Lead photo via Bureau of Land Management

Congressional cannabis champion Rep. Earl Blumenauer is the latest public figure to weigh in on medical marijuana in professional sports, urging both the NBA and NFL to stop persecuting their players for using a natural painkiller.

In the weeks since former NBA commissioner David Stern sat down with player-turned-ganjapreneur Al Harrington to discuss basketball’s ineffective and misguided cannabis ban on camera for LeBron James’ Uninterrupted, current NBA coaches, league officials, and players have all weighed in on the controversial subject, opening a can of worms that does not look like it will go away quietly.

To find opinions on this shift in the dialogue about banned substances from outside of the NBA’s self-contained universe, TMZ caught up with Rep. Blumenauer in Washington D.C., where the vocal legalization advocate expressed strong feelings in support of players’ rights.

“What we’re seeing is a number of professional athletes who choose to deal with the really terrible pain of their profession using marijuana for medical purposes,” Blumenauer told TMZ. “It’s much less damaging than the opioids, the painkillers, the shots, the pills, and it's time professional sports stops punishing them but works with them.”

As Harrington alleged in the short documentary released last month, about 70% of the NBA’s players, coaches and owners are already using cannabis, and by ignoring the immense damage caused by addictive, chemically manufactured alternatives, the NBA and NFL are simply dooming their athletes to a life of prescription pill dependence or chronic pain, and often times, both.

Blumenauer, who represents Oregon’s 3rd District  home to the Northwest’s last remaining NBA franchise, the Portland Trail Blazers  believes strongly that superstars like Damian Lillard and C.J. McCollum should be able to consume the same legal weed as the rest of his constituents without facing unnecessary punishment from their employer.

“It’s healthier for them than what’s going on now, and it’s where the rest of America is,” Blumenauer told TMZ. “Over two thirds of Americans have access to medical marijuana and the NBA and NFL shouldn’t be second class citizens.”
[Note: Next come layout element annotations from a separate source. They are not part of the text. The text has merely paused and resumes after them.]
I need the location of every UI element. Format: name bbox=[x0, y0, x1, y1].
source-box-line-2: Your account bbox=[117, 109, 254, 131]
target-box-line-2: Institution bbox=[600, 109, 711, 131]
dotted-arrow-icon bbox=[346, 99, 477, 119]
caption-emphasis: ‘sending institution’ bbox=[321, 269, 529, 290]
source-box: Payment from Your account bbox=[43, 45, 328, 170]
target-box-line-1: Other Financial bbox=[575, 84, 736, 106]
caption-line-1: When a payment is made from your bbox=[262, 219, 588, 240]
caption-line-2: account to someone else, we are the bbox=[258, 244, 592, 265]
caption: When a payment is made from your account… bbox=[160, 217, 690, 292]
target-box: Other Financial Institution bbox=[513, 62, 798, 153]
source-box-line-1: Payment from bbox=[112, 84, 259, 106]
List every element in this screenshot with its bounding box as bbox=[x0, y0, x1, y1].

In an effort to bring those same freedoms to federal employees, Rep. Blumenauer introduced a piece of legislation earlier this year that, if passed, would bar the government from using positive cannabis drug tests to block prospective employees from working for federal agencies.

And while a number of businesses in legal weed states have revised their substance abuse policies to treat cannabis use like alcohol, those changes have not been made in any of America’s four leading professional sports leagues. In a separate interview, TMZ also caught up Harrington on the streets of Los Angeles, where the journeyman power forward told reporters that he hasn’t heard word one from current league honchos about making changes to the NBA’s substance abuse policy.

Hopefully the pressure from Congress’ top legalization proponent will set a fire under commissioners Adam Silver and Roger Goodell to push up the timetable on ending cannabis prohibition in professional sports.